6.33 minutes into the podcast – That’s how the Hunter and the Gatherer really came about, because, we starting catching our own fish, gathering our own seafood, which might include mud crabs, in some parts of the world, or oysters, seaweed. Certainly, where I am in Indonesia, it includes harvesting coconuts, because they are everywhere and you can use all parts of the coconut for drinking, for food.
You can use all parts of the coconut.
15.30 minutes into the podcast – favourite sweet recipe from book – Coconut cake … It uses five ingredients, one of which is coconut, of course. Coconut, any dried fruit you like, it uses a little bit of milk (any milk you like), flour and any kind of sweetener that you like. And it’s very forgiving. My daughter’s been making it since she was about five years old and she makes them before every passage and it doesn’t matter how long the passage goes, so long as the cake lasts, it’s moist.
Raising children on a sailboat
13.45 minutes into the podcast – I do remember, in the early days, that people were very disbelieving, suspicious, about how we were going to make everything work. And the fact that we weren’t doing things in a way that everybody else was, certainly, being unconventional makes people feel uncomfortable, a lot of the time.
Being unconventional makes people feel uncomfortable, a lot of the time.
And that, I find, is especially so when it comes to what you do with your kids. Everybody’s got an opinion about how children should be schooled, and Covid did us a wonderful thing, in that people who might never consider worldschooling, or homeschooling, or unschooling their kids suddenly were. And they realised that it wasn’t some weird, strange, hippie thing that people do when they disappear off, over the horizon… So, it’s much more acceptable and people have realised that boat kids are bright, and intelligent and articulate, and have futures (laughs).
The benefits of catching and eating fish
10.50 minutes into the podcast – It is a great thing when you arrive at an anchorage at the end of the day and you’ve been trolling a lure and you’ve caught yourself a fish. That, if it’s a big pelagic, could feed you for (could feed our family for), you know, four, five days. So, the economical part of it is certainly appealing, but it’s also the fact that there’s no waste in a lot of our lifestyle. There’s very minimal waste in the way we live.

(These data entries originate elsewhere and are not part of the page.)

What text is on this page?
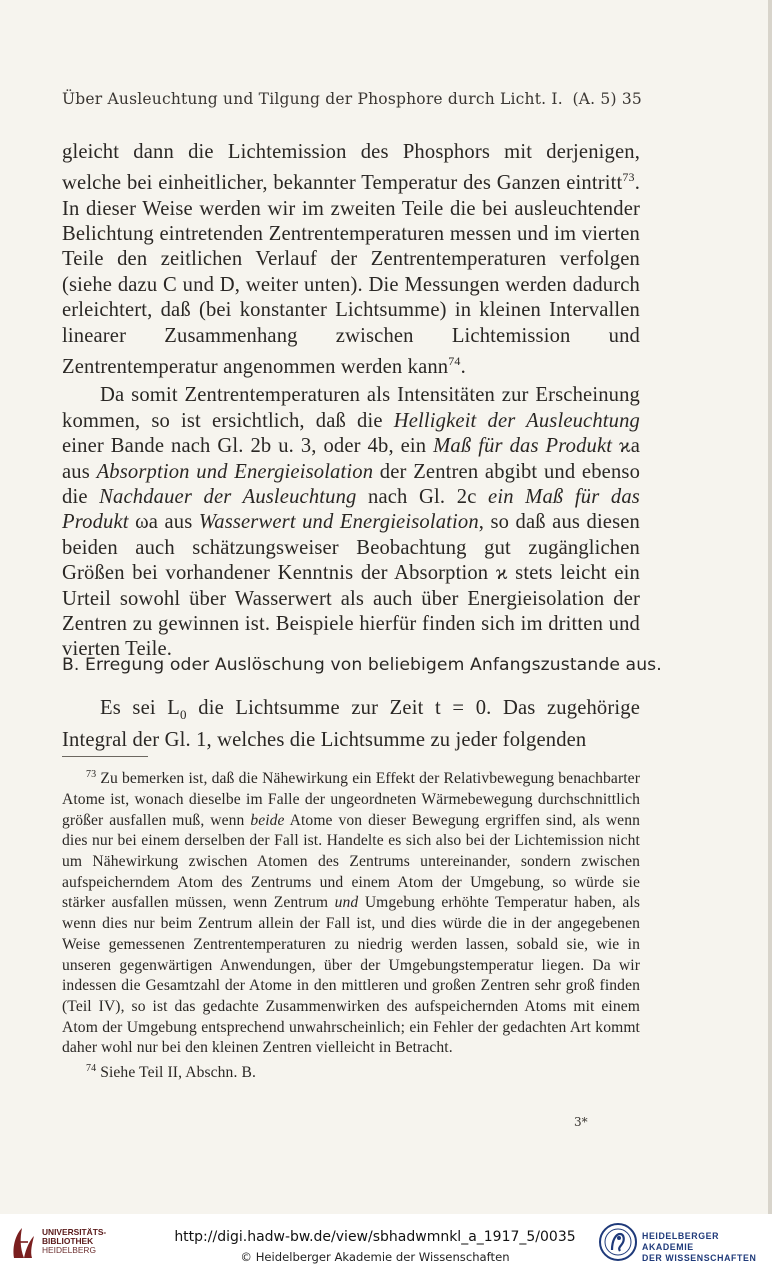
Über Ausleuchtung und Tilgung der Phosphore durch Licht. I. (A. 5) 35

gleicht dann die Lichtemission des Phosphors mit derjenigen, welche bei einheitlicher, bekannter Temperatur des Ganzen eintritt$^{73}$. In dieser Weise werden wir im zweiten Teile die bei ausleuchtender Belichtung eintretenden Zentrentemperaturen messen und im vierten Teile den zeitlichen Verlauf der Zentrentemperaturen verfolgen (siehe dazu C und D, weiter unten). Die Messungen werden dadurch erleichtert, daß (bei konstanter Lichtsumme) in kleinen Intervallen linearer Zusammenhang zwischen Lichtemission und Zentrentemperatur angenommen werden kann$^{74}$.

Da somit Zentrentemperaturen als Intensitäten zur Erscheinung kommen, so ist ersichtlich, daß die Helligkeit der Ausleuchtung einer Bande nach Gl. 2b u. 3, oder 4b, ein Maß für das Produkt ϰa aus Absorption und Energieisolation der Zentren abgibt und ebenso die Nachdauer der Ausleuchtung nach Gl. 2c ein Maß für das Produkt ωa aus Wasserwert und Energieisolation, so daß aus diesen beiden auch schätzungsweiser Beobachtung gut zugänglichen Größen bei vorhandener Kenntnis der Absorption ϰ stets leicht ein Urteil sowohl über Wasserwert als auch über Energieisolation der Zentren zu gewinnen ist. Beispiele hierfür finden sich im dritten und vierten Teile.

B. Erregung oder Auslöschung von beliebigem Anfangszustande aus.
Es sei $L_0$ die Lichtsumme zur Zeit t = 0. Das zugehörige Integral der Gl. 1, welches die Lichtsumme zu jeder folgenden

$^{73}$ Zu bemerken ist, daß die Nähewirkung ein Effekt der Relativbewegung benachbarter Atome ist, wonach dieselbe im Falle der ungeordneten Wärmebewegung durchschnittlich größer ausfallen muß, wenn beide Atome von dieser Bewegung ergriffen sind, als wenn dies nur bei einem derselben der Fall ist. Handelte es sich also bei der Lichtemission nicht um Nähewirkung zwischen Atomen des Zentrums untereinander, sondern zwischen aufspeicherndem Atom des Zentrums und einem Atom der Umgebung, so würde sie stärker ausfallen müssen, wenn Zentrum und Umgebung erhöhte Temperatur haben, als wenn dies nur beim Zentrum allein der Fall ist, und dies würde die in der angegebenen Weise gemessenen Zentrentemperaturen zu niedrig werden lassen, sobald sie, wie in unseren gegenwärtigen Anwendungen, über der Umgebungstemperatur liegen. Da wir indessen die Gesamtzahl der Atome in den mittleren und großen Zentren sehr groß finden (Teil IV), so ist das gedachte Zusammenwirken des aufspeichernden Atoms mit einem Atom der Umgebung entsprechend unwahrscheinlich; ein Fehler der gedachten Art kommt daher wohl nur bei den kleinen Zentren vielleicht in Betracht.

$^{74}$ Siehe Teil II, Abschn. B.

3*
UNIVERSITÄTS-
BIBLIOTHEK
HEIDELBERG
http://digi.hadw-bw.de/view/sbhadwmnkl_a_1917_5/0035
© Heidelberger Akademie der Wissenschaften
HEIDELBERGER AKADEMIE
DER WISSENSCHAFTEN
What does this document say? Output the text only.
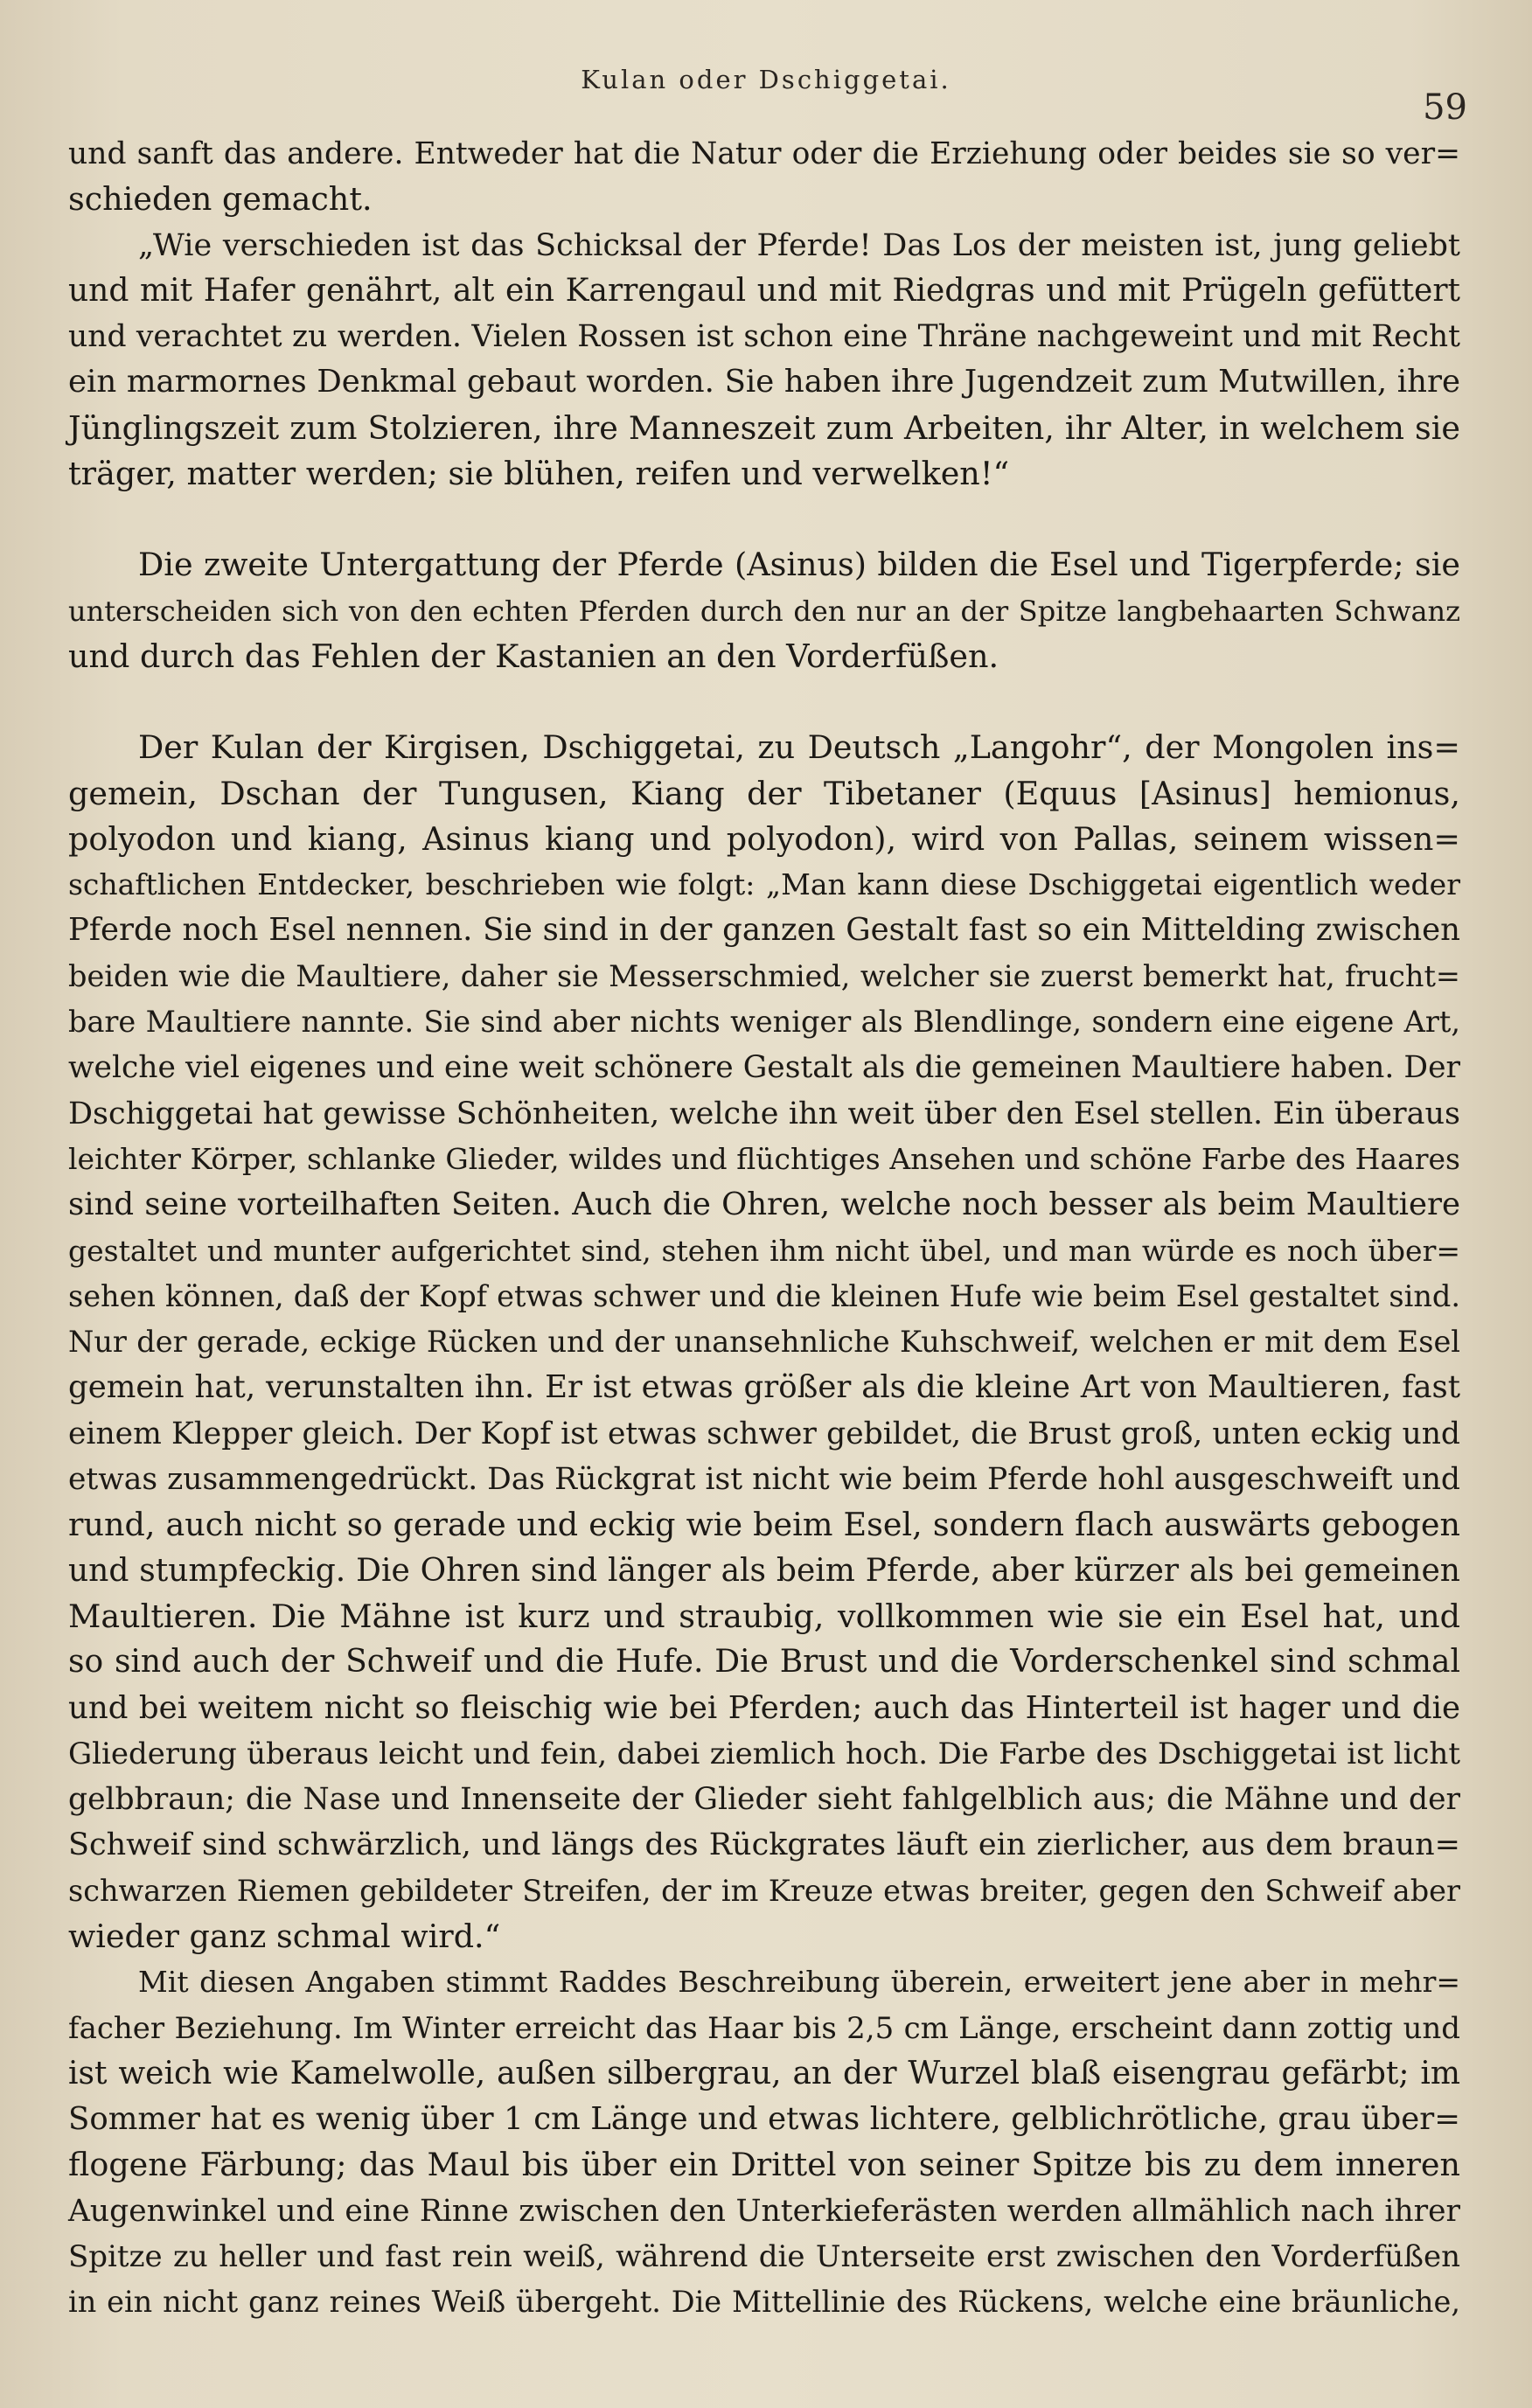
Kulan oder Dschiggetai.
59
und sanft das andere. Entweder hat die Natur oder die Erziehung oder beides sie so ver=
schieden gemacht.
„Wie verschieden ist das Schicksal der Pferde! Das Los der meisten ist, jung geliebt
und mit Hafer genährt, alt ein Karrengaul und mit Riedgras und mit Prügeln gefüttert
und verachtet zu werden. Vielen Rossen ist schon eine Thräne nachgeweint und mit Recht
ein marmornes Denkmal gebaut worden. Sie haben ihre Jugendzeit zum Mutwillen, ihre
Jünglingszeit zum Stolzieren, ihre Manneszeit zum Arbeiten, ihr Alter, in welchem sie
träger, matter werden; sie blühen, reifen und verwelken!“
Die zweite Untergattung der Pferde (Asinus) bilden die Esel und Tigerpferde; sie
unterscheiden sich von den echten Pferden durch den nur an der Spitze langbehaarten Schwanz
und durch das Fehlen der Kastanien an den Vorderfüßen.
Der Kulan der Kirgisen, Dschiggetai, zu Deutsch „Langohr“, der Mongolen ins=
gemein, Dschan der Tungusen, Kiang der Tibetaner (Equus [Asinus] hemionus,
polyodon und kiang, Asinus kiang und polyodon), wird von Pallas, seinem wissen=
schaftlichen Entdecker, beschrieben wie folgt: „Man kann diese Dschiggetai eigentlich weder
Pferde noch Esel nennen. Sie sind in der ganzen Gestalt fast so ein Mittelding zwischen
beiden wie die Maultiere, daher sie Messerschmied, welcher sie zuerst bemerkt hat, frucht=
bare Maultiere nannte. Sie sind aber nichts weniger als Blendlinge, sondern eine eigene Art,
welche viel eigenes und eine weit schönere Gestalt als die gemeinen Maultiere haben. Der
Dschiggetai hat gewisse Schönheiten, welche ihn weit über den Esel stellen. Ein überaus
leichter Körper, schlanke Glieder, wildes und flüchtiges Ansehen und schöne Farbe des Haares
sind seine vorteilhaften Seiten. Auch die Ohren, welche noch besser als beim Maultiere
gestaltet und munter aufgerichtet sind, stehen ihm nicht übel, und man würde es noch über=
sehen können, daß der Kopf etwas schwer und die kleinen Hufe wie beim Esel gestaltet sind.
Nur der gerade, eckige Rücken und der unansehnliche Kuhschweif, welchen er mit dem Esel
gemein hat, verunstalten ihn. Er ist etwas größer als die kleine Art von Maultieren, fast
einem Klepper gleich. Der Kopf ist etwas schwer gebildet, die Brust groß, unten eckig und
etwas zusammengedrückt. Das Rückgrat ist nicht wie beim Pferde hohl ausgeschweift und
rund, auch nicht so gerade und eckig wie beim Esel, sondern flach auswärts gebogen
und stumpfeckig. Die Ohren sind länger als beim Pferde, aber kürzer als bei gemeinen
Maultieren. Die Mähne ist kurz und straubig, vollkommen wie sie ein Esel hat, und
so sind auch der Schweif und die Hufe. Die Brust und die Vorderschenkel sind schmal
und bei weitem nicht so fleischig wie bei Pferden; auch das Hinterteil ist hager und die
Gliederung überaus leicht und fein, dabei ziemlich hoch. Die Farbe des Dschiggetai ist licht
gelbbraun; die Nase und Innenseite der Glieder sieht fahlgelblich aus; die Mähne und der
Schweif sind schwärzlich, und längs des Rückgrates läuft ein zierlicher, aus dem braun=
schwarzen Riemen gebildeter Streifen, der im Kreuze etwas breiter, gegen den Schweif aber
wieder ganz schmal wird.“
Mit diesen Angaben stimmt Raddes Beschreibung überein, erweitert jene aber in mehr=
facher Beziehung. Im Winter erreicht das Haar bis 2,5 cm Länge, erscheint dann zottig und
ist weich wie Kamelwolle, außen silbergrau, an der Wurzel blaß eisengrau gefärbt; im
Sommer hat es wenig über 1 cm Länge und etwas lichtere, gelblichrötliche, grau über=
flogene Färbung; das Maul bis über ein Drittel von seiner Spitze bis zu dem inneren
Augenwinkel und eine Rinne zwischen den Unterkieferästen werden allmählich nach ihrer
Spitze zu heller und fast rein weiß, während die Unterseite erst zwischen den Vorderfüßen
in ein nicht ganz reines Weiß übergeht. Die Mittellinie des Rückens, welche eine bräunliche,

The plan for the next week
31.10 minutes into the podcast – For the next week, we’ve got a passage to do, speaking of passages, to get ourselves from Sulawesi, which is just south of the equator where we are now, down to Flores. Flores, Lombok, Bali… So, at the moment, in the southern hemisphere, we’re in monsoon. We’re just at the tail end of monsoon, then we have what’s called ‘transition season’ and then the tradewinds start to blow, basically, from the south east…
There’s lots here. Bau Bau’s a really beautiful town. Today we went to an old, 16th century fort. Yesterday, we took the dinghy across the anchorage and climbed up the hill into a national park and found this most amazing waterfall… The water is blue as a baby’s eyes and it’s just magnificent. So we hiked and we swam and we got back in our dinghy and came home! And, it’s just magical.